Jeśli więc ktoś zapewnia, że nas uzdrowi i podaje przykłady cudownie uleczonych pacjentów, jesteśmy gotowi w to uwierzyć, bo tak działa nasza psychika. Wierzyć czy nie? Stosować czy unikać? Trudny wybór. Większość lekarzy podkreśla, że niekonwencjonalne (komplementarne, alternatywne) metody zwalczania chorób przewlekłych (zwłaszcza nowotworów) nie są przydatne.

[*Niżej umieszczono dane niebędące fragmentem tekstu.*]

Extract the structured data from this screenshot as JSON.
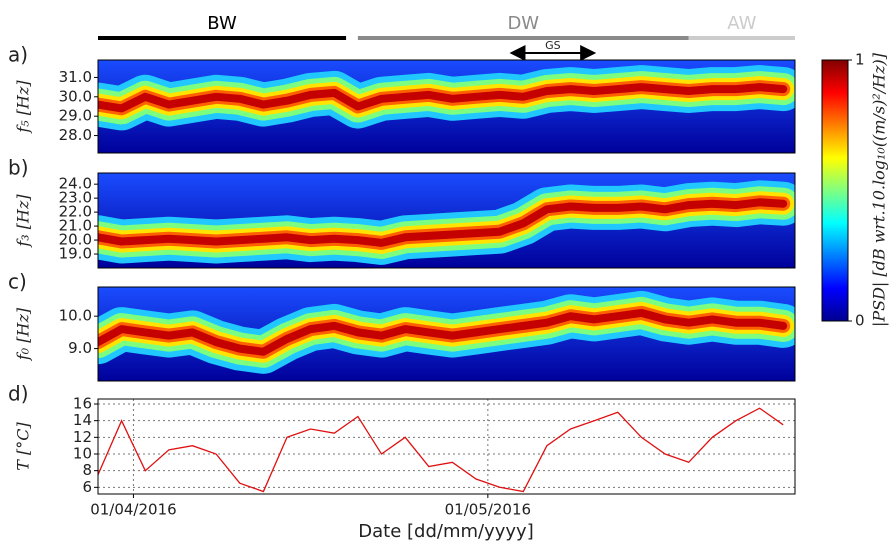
{
  "phases": [
    {
      "label": "BW",
      "start": "29/03/2016",
      "end": "19/04/2016",
      "color": "#000000"
    },
    {
      "label": "DW",
      "start": "20/04/2016",
      "end": "18/05/2016",
      "color": "#8a8a8a"
    },
    {
      "label": "AW",
      "start": "18/05/2016",
      "end": "27/05/2016",
      "color": "#cccccc"
    }
  ],
  "gs": {
    "label": "GS",
    "start": "03/05/2016",
    "end": "10/05/2016"
  },
  "colorbar": {
    "label": "|PSD| [dB wrt.10.log₁₀((m/s)²/Hz)]",
    "lim": [
      0,
      1
    ],
    "ticks": [
      0,
      1
    ]
  },
  "x_axis": {
    "label": "Date [dd/mm/yyyy]",
    "xlim": [
      "29/03/2016",
      "27/05/2016"
    ],
    "xticks": [
      "01/04/2016",
      "01/05/2016"
    ],
    "x": [
      "29/03/2016",
      "31/03/2016",
      "02/04/2016",
      "04/04/2016",
      "06/04/2016",
      "08/04/2016",
      "10/04/2016",
      "12/04/2016",
      "14/04/2016",
      "16/04/2016",
      "18/04/2016",
      "20/04/2016",
      "22/04/2016",
      "24/04/2016",
      "26/04/2016",
      "28/04/2016",
      "30/04/2016",
      "02/05/2016",
      "04/05/2016",
      "06/05/2016",
      "08/05/2016",
      "10/05/2016",
      "12/05/2016",
      "14/05/2016",
      "16/05/2016",
      "18/05/2016",
      "20/05/2016",
      "22/05/2016",
      "24/05/2016",
      "26/05/2016"
    ]
  },
  "chart_data": [
    {
      "type": "spectrogram",
      "panel": "a)",
      "ylabel": "f₅ [Hz]",
      "ylim": [
        27.1,
        31.9
      ],
      "yticks": [
        {
          "value": 28,
          "label": "28.0"
        },
        {
          "value": 29,
          "label": "29.0"
        },
        {
          "value": 30,
          "label": "30.0"
        },
        {
          "value": 31,
          "label": "31.0"
        }
      ],
      "values": [
        29.6,
        29.4,
        30.0,
        29.6,
        29.8,
        30.0,
        29.9,
        29.6,
        29.8,
        30.1,
        30.2,
        29.5,
        29.9,
        30.0,
        30.1,
        29.9,
        30.0,
        30.1,
        30.0,
        30.3,
        30.4,
        30.3,
        30.4,
        30.5,
        30.4,
        30.3,
        30.4,
        30.4,
        30.5,
        30.4
      ]
    },
    {
      "type": "spectrogram",
      "panel": "b)",
      "ylabel": "f₃ [Hz]",
      "ylim": [
        18.0,
        24.8
      ],
      "yticks": [
        {
          "value": 19,
          "label": "19.0"
        },
        {
          "value": 20,
          "label": "20.0"
        },
        {
          "value": 21,
          "label": "21.0"
        },
        {
          "value": 22,
          "label": "22.0"
        },
        {
          "value": 23,
          "label": "23.0"
        },
        {
          "value": 24,
          "label": "24.0"
        }
      ],
      "values": [
        20.2,
        19.9,
        20.0,
        20.1,
        20.0,
        19.9,
        20.0,
        20.1,
        20.2,
        20.0,
        20.1,
        20.0,
        19.8,
        20.2,
        20.3,
        20.4,
        20.5,
        20.6,
        21.2,
        22.2,
        22.4,
        22.3,
        22.3,
        22.4,
        22.2,
        22.5,
        22.6,
        22.5,
        22.7,
        22.6
      ]
    },
    {
      "type": "spectrogram",
      "panel": "c)",
      "ylabel": "f₀ [Hz]",
      "ylim": [
        8.0,
        10.9
      ],
      "yticks": [
        {
          "value": 9,
          "label": "9.0"
        },
        {
          "value": 10,
          "label": "10.0"
        }
      ],
      "values": [
        9.2,
        9.6,
        9.5,
        9.4,
        9.5,
        9.2,
        9.0,
        8.9,
        9.3,
        9.6,
        9.7,
        9.5,
        9.4,
        9.6,
        9.5,
        9.4,
        9.5,
        9.6,
        9.7,
        9.8,
        10.0,
        9.9,
        10.0,
        10.1,
        9.9,
        9.8,
        9.9,
        9.8,
        9.8,
        9.7
      ]
    },
    {
      "type": "line",
      "panel": "d)",
      "ylabel": "T [°C]",
      "ylim": [
        5.2,
        16.6
      ],
      "yticks": [
        6,
        8,
        10,
        12,
        14,
        16
      ],
      "grid": true,
      "color": "#e01010",
      "values": [
        7.5,
        14,
        8,
        10.5,
        11,
        10,
        6.5,
        5.5,
        12,
        13,
        12.5,
        14.5,
        10,
        12,
        8.5,
        9,
        7,
        6,
        5.5,
        11,
        13,
        14,
        15,
        12,
        10,
        9,
        12,
        14,
        15.5,
        13.5
      ]
    }
  ]
}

Istnieją natomiast substancje, produkty i metody, które mogą być pomocne w zapobieganiu wielu schorzeniom, w łagodzeniu ich objawów i usuwaniu uciążliwych skutków leczenia, nie mówiąc już o poprawie samopoczucia. W opozycji do takich poglądów są ci, którzy uważają, że wielu naturalnych metod leczenia nie wprowadza się z premedytacją, ponieważ wielkie koncerny farmaceutyczne straciłyby ogromne pieniądze. A jak jest w rzeczywistości?

Chelatacja na miażdżycę?

Chelatacja to niekonwencjonalna metoda oczyszczania organizmu z metali ciężkich. Już w czasie I wojny światowej była wykorzystywana do celów medycznych jako sposób na usunięcie z organizmu metali ciężkich u żołnierzy zatrutych gazami bojowymi. Ostatnio jest polecana chorym na miażdżycę jako doskonała metoda pozbywania się złogów z tętnic, przywracania prawidłowego krążenia krwi, a nawet leczenia autyzmu.

Tajemniczy składnik

Pacjentowi podaje się za pomocą kroplówki substancję, która silnie wiąże inne, szkodliwe. Efektem kuracji ma być głębokie oczyszczenie naczyń i odtrucie organizmu.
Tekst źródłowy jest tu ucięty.